Op Ars Technica is een verhaal verschenen over drie processors waar op het Microprocessor Forum van vorige maand veel informatie naar buiten is gebracht, te weten: IBM Power5, Sun UltraSparc IV en Transmeta Efficeon. Naast het bespreken van de technische aspecten wil de schrijver ook een bepaalde rode draad blootleggen over de industrie in het algemeen.
IBM Power5
De meest interessante nieuwe onthulling de op het MPF werd gedaan over de Power5 is dat deze chip een geavanceerde implementatie van SMT bevat, waarmee ten koste van 24% meer transistors significant betere prestaties behaald zouden worden. Anders dan bij x86 is de Power-architectuur gebaseerd op groepen van vijf instructies, en Power5 wordt de eerste generatie die twee van deze bundels tegelijk uit zijn L1-cache kan trekken.

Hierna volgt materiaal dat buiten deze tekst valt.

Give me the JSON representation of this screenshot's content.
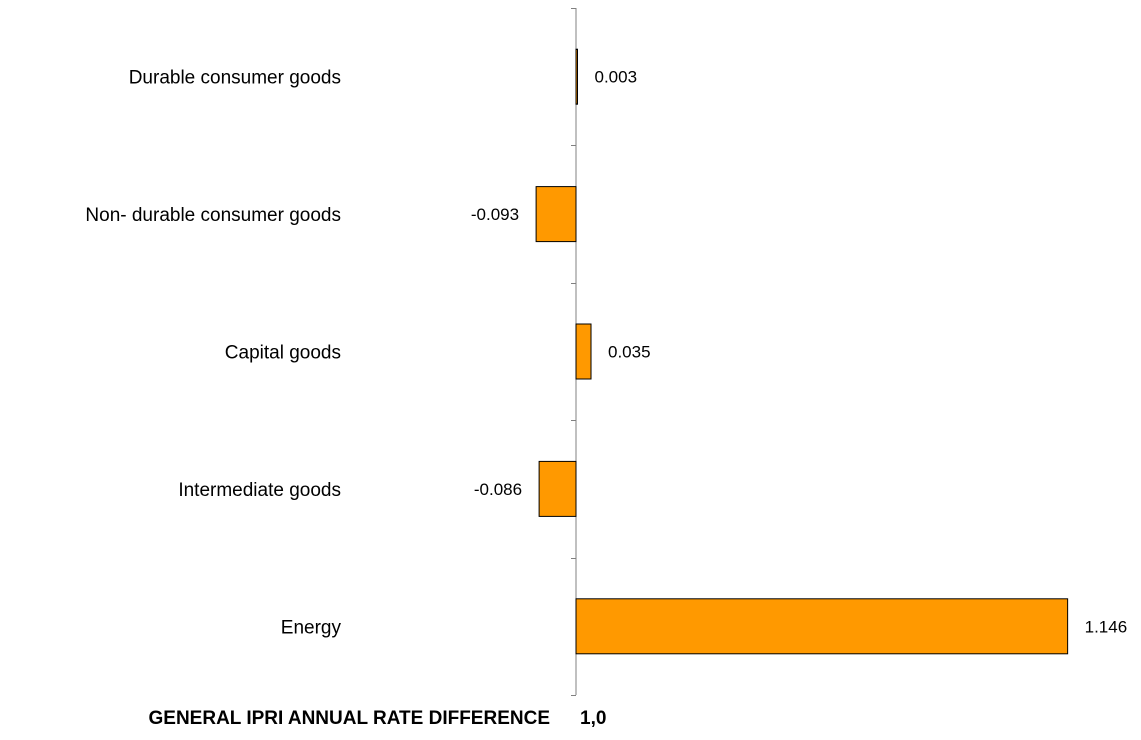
{
  "chart_data": {
    "type": "bar",
    "orientation": "horizontal",
    "categories": [
      "Durable consumer goods",
      "Non- durable consumer goods",
      "Capital goods",
      "Intermediate goods",
      "Energy"
    ],
    "values": [
      0.003,
      -0.093,
      0.035,
      -0.086,
      1.146
    ],
    "data_labels": [
      "0.003",
      "-0.093",
      "0.035",
      "-0.086",
      "1.146"
    ],
    "bar_color": "#FF9900",
    "bar_border_color": "#000000",
    "axis_color": "#808080",
    "grid": false,
    "legend": "none"
  },
  "footer": {
    "label": "GENERAL IPRI ANNUAL RATE DIFFERENCE",
    "value": "1,0"
  }
}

Door interne beperkingen kunnen er alsnog maar vijf operaties tegelijk uitgevoerd worden, maar omdat de processor nu dubbel zoveel opdrachten achter de hand heeft om zijn rekeneenheden mee bezig te houden, kunnen de prestaties met wel 40% toenemen. Een andere reden waarom er meer verwacht wordt van deze vorm van SMT dan van Intel's HyperThreading, is het feit dat IBM operating systemen de mogelijkheid geeft om invloed uit te oefenen op de werking van de feature, door threads prioriteiten toe te wijzen of zelfs het multithreading tijdelijk uit te schakelen, zodat alle rekenkracht voor één thread beschikbaar is.

Sun UltraSparc IV
Sun pakt het iets minder subtiel aan plakt gewoon twee UltraSparc III-cores naast elkaar in een chip die op het bestaande socket past. Hoewel processors met meerdere cores al geruime tijd geleverd worden door IBM en HP, en deze zet dus vanuit het standpunt van de chipontwerper een stuk minder vernuftig of vernieuwend is, wil dat niet zeggen dat de aanpak niet werkt. Vooral omdat Sun zowel de hardware als het OS en de applicaties levert, heeft het bedrijf de mogelijkheid om maximaal te optimaliseren voor de gekozen route.
Transmeta Efficeon
Transmeta heeft met Efficieon het basisconcept van de Crusoë verder uitgewerkt. De chip is qua architectuur simpel gehouden door zo veel complexiteit naar de code-morphing software te verplaatsen. Hoewel het idee op zich leuk is en het ook gelukt is om een product neer te zetten dat in ieder geval op sommige gebieden kan concurreren met Intel Centrino, worden er grote vraagtekens gezet bij de toekomst van deze aanpak. De code-morphing software zelf gebruikt immers ook de nodige rekenkracht. Hoe meer optimalisaties nodig zijn, hoe meer de processor zichzelf bezig moet houden met een bijtaak waar andere chips gewoon aparte circuits voor hebben. Zeker omdat de snelheid en zuinigheid van een chip tegenwoordig meer afhankelijk zijn van de productietechnologie dan van de architectuur, vraagt de schrijver zich af of het wel de moeite waard is om het wiel opnieuw uit te vinden.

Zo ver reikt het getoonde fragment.